- Scale model of Achille, sister ship of French ship Piet Hein (1812), on display at the Musée national de la Marine in Paris.

History

France
- Name: Piet Hein
- Namesake: Piet Pieterszoon Hein
- Builder: Venice
- Laid down: January 1807
- Launched: 15 August 1812
- Commissioned: October 1812
- Decommissioned: 1838
- Fate: Broken up, 1819

General characteristics
- Class & type: petit Téméraire-class ship of the line
- Displacement: 2,781 tonneaux
- Tons burthen: 1,381 port tonneaux
- Length: 54.9 m (180 ft 1 in)
- Beam: 14.29 m (46 ft 11 in)
- Draught: 6.72 m (22.0 ft)
- Depth of hold: 6.9 m (22 ft 8 in)
- Sail plan: Full-rigged ship
- Crew: 705
- Armament: 74 guns:; Lower gun deck: 28 × 36 pdr guns; Upper gun deck: 30 × 18 pdr guns; Forecastle and Quarterdeck: 20–26 × 8 pdr guns & 36 pdr carronades;

= French ship Piet Hein (1812) =

Ship of the line of the French Navy

Piet Hein was a 74-gun petite built for the French Navy during the first decade of the 19th century. Completed in 1813, she played a minor role in the Napoleonic Wars.

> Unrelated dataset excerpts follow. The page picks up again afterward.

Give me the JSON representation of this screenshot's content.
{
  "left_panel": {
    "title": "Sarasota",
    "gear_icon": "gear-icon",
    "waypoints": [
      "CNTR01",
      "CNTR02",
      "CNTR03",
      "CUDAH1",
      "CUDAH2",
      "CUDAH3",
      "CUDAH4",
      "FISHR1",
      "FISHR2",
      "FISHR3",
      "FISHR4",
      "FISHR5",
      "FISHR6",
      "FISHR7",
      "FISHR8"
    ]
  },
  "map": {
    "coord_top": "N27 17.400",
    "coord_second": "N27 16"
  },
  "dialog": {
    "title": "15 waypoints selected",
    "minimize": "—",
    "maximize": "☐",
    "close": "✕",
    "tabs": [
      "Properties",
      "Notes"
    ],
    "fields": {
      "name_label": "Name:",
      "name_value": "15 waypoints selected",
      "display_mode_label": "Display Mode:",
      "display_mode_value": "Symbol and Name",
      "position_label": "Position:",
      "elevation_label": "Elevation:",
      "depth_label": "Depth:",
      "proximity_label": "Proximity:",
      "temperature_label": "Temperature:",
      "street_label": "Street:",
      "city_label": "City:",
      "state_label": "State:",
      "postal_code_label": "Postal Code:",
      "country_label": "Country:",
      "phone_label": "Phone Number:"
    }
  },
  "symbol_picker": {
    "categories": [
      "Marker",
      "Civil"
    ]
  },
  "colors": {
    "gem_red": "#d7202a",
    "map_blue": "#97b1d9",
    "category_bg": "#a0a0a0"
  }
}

==Background and description==
Piet Hien was one of the petit modèle of the Téméraire class that was specially intended for construction in some of the shipyards in countries occupied by the French, where there was less depth of water than in the main French shipyards. The ships had a length of 54.9 m, a beam of 14.29 m and a depth of hold of 6.9 m. The ships displaced 2,781 tonneaux and had a mean draught of 6.72 m. They had a tonnage of 1,381 port tonneaux. Their crew numbered 705 officers and ratings during wartime. They were fitted with three masts and ship rigged.

The muzzle-loading, smoothbore armament of the Téméraire class consisted of twenty-eight 36-pounder long guns on the lower gun deck and thirty 18-pounder long guns on the upper gun deck. The petit modèle ships ordered in 1803–1804 were intended to mount sixteen 8-pounder long guns on their forecastle and quarterdeck, plus four 36-pounder obusiers on the poop deck (dunette). Later ships were intended to have fourteen 8-pounders and ten 36-pounder carronades without any obusiers, but the numbers of 8-pounders and carronades actually varied between a total of 20 to 26 weapons.

== Construction and career ==
Piet Hien was laid down in March 1806 by the Royal Netherlands Navy in Rotterdam as Admiraal Piet Hien to their standard design of 80-gun ships. The ship was still under construction when Napoleon annexed the Kingdom of Holland into the French Empire on 9 July 1810. Napoleon ordered her disassembled and reworked on 14 February 1811 as a petit modèle Téméraire class, although she differed slightly from the standard design in her length. She was renamed Piet Hien in April and re-laid down on 1 June 1811. The ship was launched on 1 May 1813. Piet Hein was surrendered to Holland at the fall of Rotterdam in December 1813. She was renamed Admiraal Piet Hein, and eventually broken up in 1819.